衆議院予算委員会で、地元の金融機関が名指しで、融資への姿勢を問われた。
「名古屋市天白区の”平針の里山”5haを住宅地開発を目的にして買い上げ所有し、里山を破壊する業者に融資した。 COP10議長国でありながら、自然共生社会の実現のイニシアティブに反した使途への融資をし、現地では伐採・整地が進んでいる。

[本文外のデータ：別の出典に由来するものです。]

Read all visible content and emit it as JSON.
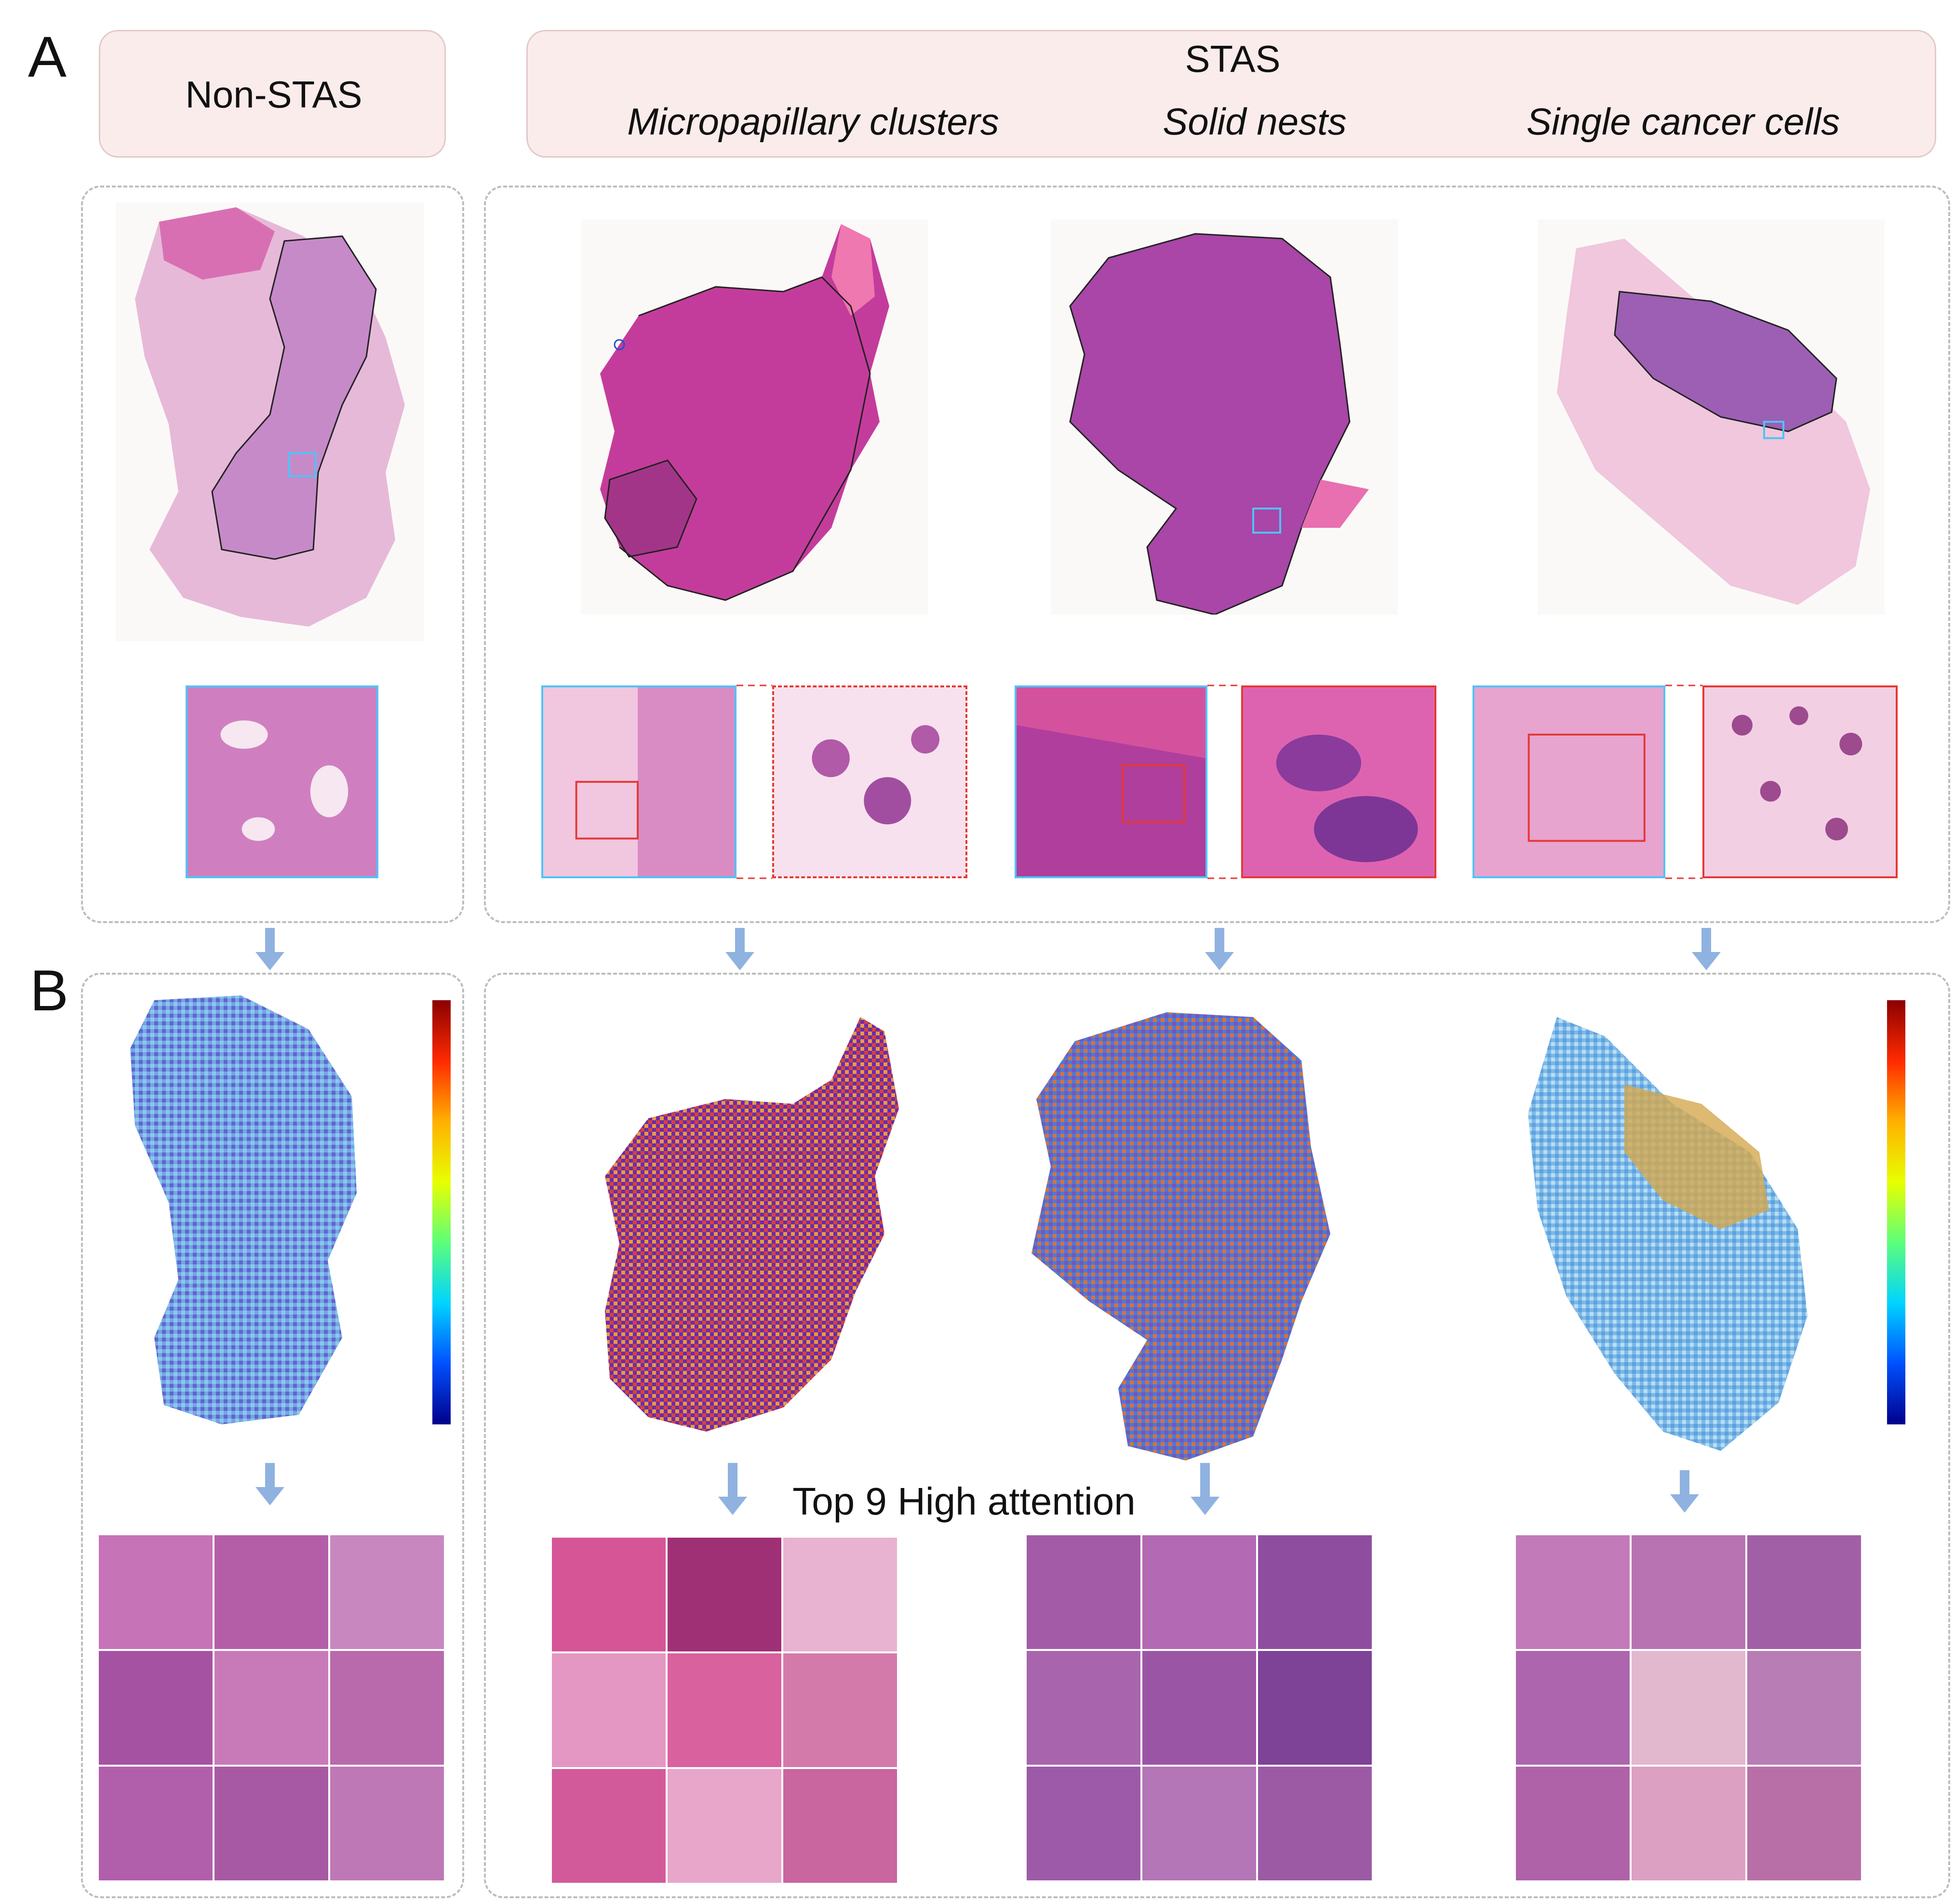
{
  "panel_a": {
    "letter": "A",
    "non_stas_header": "Non-STAS",
    "stas_header": "STAS",
    "subtypes": [
      "Micropapillary clusters",
      "Solid nests",
      "Single cancer cells"
    ]
  },
  "panel_b": {
    "letter": "B",
    "caption": "Top 9 High attention"
  },
  "colors": {
    "header_fill": "#fbecec",
    "header_border": "#e2c9c9",
    "dashed_border": "#bdbdbd",
    "arrow": "#8fb2e0",
    "tissue_pink": "#d65bb0",
    "tissue_purple": "#8e3f9d",
    "zoom_red": "#e53935",
    "zoom_cyan": "#4fc3f7"
  }
}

」
金融行政指導や如何に?と。
この里山の元所有者が、事情があって資産処分を余儀無くされて、住宅開発分譲業者の手に渡ったようだ。
地元市民の請願で、名古屋市が里山保全を目指して市有地化をはかったが、住宅開発業者の売値と折り合わず、買い上げを断念した。
グローバルに金融機関の理念として、「地球を破壊する、自然生態系を壊すもの、持続的な生物資源の維持保全を損ねる使途の事業には、融資をしない」ことが、公益性を併せ持つものとして、良識(”常識”)となっている。
資金使途の申告を偽ったのか、事業内容の精査検証が手抜きされたか、その経緯はわからない。
金融機関も私企業である。自らが生き残るためか、公益公共性よりも利益・業容拡大に目がくらんだか・・。
”社会の公器”として、地域金融の先進性・推進者としての自覚の欠如か。
ブルドーザーで地球の肌を削り傷付けた代償は、自らに跳ね返る。
「悪魔に手を貸すな」。 もって他山の石とすべし。